Teen who performed at Obama's inauguration shot dead in Chicago
(CNN) -- A teen who performed in President Barack Obama's inaugural parade was shot to death in Chicago this week, and now her story has become part of the debate in Washington over gun violence nationwide.
The shooting death of 15-year-old Hadiya Pendleton came up in a U.S. Senate hearing and a White House press briefing Wednesday.
"She was an honor student and a majorette. And she marched in the inaugural parade last week here in Washington. It was the highlight of her young, 15-year-old life," said Sen. Dick Durbin, D-Illinois.
Speaking at Wednesday's Senate Judiciary Committee hearing on gun violence, Durbin mentioned Pendleton's death as he argued that more must be done to stop gun crimes.
"Yesterday, in a rainstorm after school, she raced to a shelter. A gunman came in and shot her dead," he said. "Just a matter of days after the happiest day of her life, she's gone."

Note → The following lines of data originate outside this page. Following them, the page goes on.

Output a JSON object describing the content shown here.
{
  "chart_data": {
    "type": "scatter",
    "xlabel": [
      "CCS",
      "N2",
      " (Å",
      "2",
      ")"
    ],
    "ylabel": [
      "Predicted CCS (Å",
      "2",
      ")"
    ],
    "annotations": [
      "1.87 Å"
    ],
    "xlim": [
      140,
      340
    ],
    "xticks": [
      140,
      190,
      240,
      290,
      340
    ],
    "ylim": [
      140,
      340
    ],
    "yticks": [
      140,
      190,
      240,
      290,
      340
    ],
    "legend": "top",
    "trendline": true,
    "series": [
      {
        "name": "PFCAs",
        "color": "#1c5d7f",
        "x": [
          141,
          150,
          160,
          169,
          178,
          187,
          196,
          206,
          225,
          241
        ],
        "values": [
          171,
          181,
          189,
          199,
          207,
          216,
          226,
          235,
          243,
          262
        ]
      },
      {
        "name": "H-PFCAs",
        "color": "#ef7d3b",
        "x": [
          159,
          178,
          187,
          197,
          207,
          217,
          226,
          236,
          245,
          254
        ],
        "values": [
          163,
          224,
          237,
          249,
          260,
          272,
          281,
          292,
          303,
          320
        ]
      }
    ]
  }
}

White House spokesman Jay Carney described her death as a "terrible tragedy."
"The president has more than once, when he talks about gun violence in America, referred not just to the horror of Newtown or Aurora or Virginia Tech or Oak Creek but to shootings on the corner in Chicago or other parts of the country," Carney told reporters. "And this is just another example of the problem we need to deal with."

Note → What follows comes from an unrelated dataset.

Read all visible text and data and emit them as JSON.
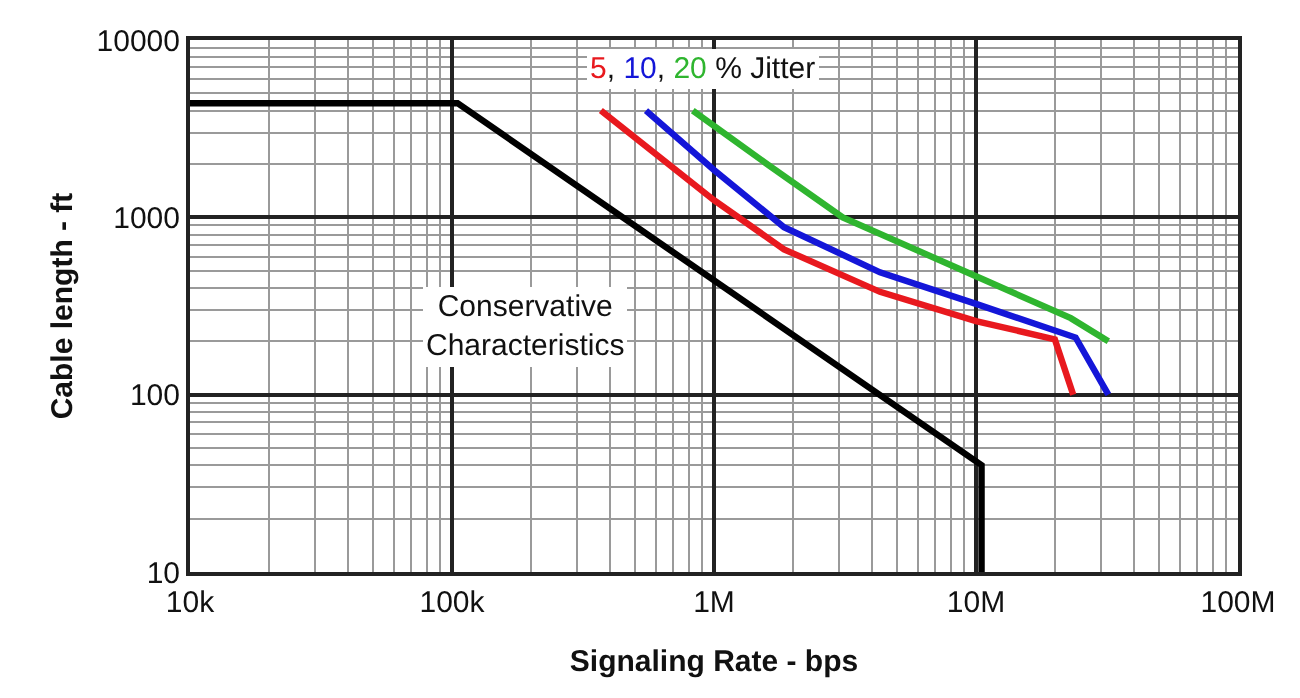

Pendleton was shot just blocks away from her high school on the south side of Chicago, CNN affiliate WGN reported.
Police told CNN affiliates that the teenager had no gang affiliation and likely was not the intended target.
"There has to be an end to it. It's just too much. The children cannot go to school. They're in fear," Bonita O'Bannion, who lives in the area where the shooting occurred, told CNN affiliate WBBM.
Carney said the president and first lady's thoughts and prayers are with Pendleton's family.
"And as the president said, we will never be able to eradicate every act of evil in this country," Carney said, "but if we can save even one child's life, we have an obligation to try when it comes to the scourge of gun violence."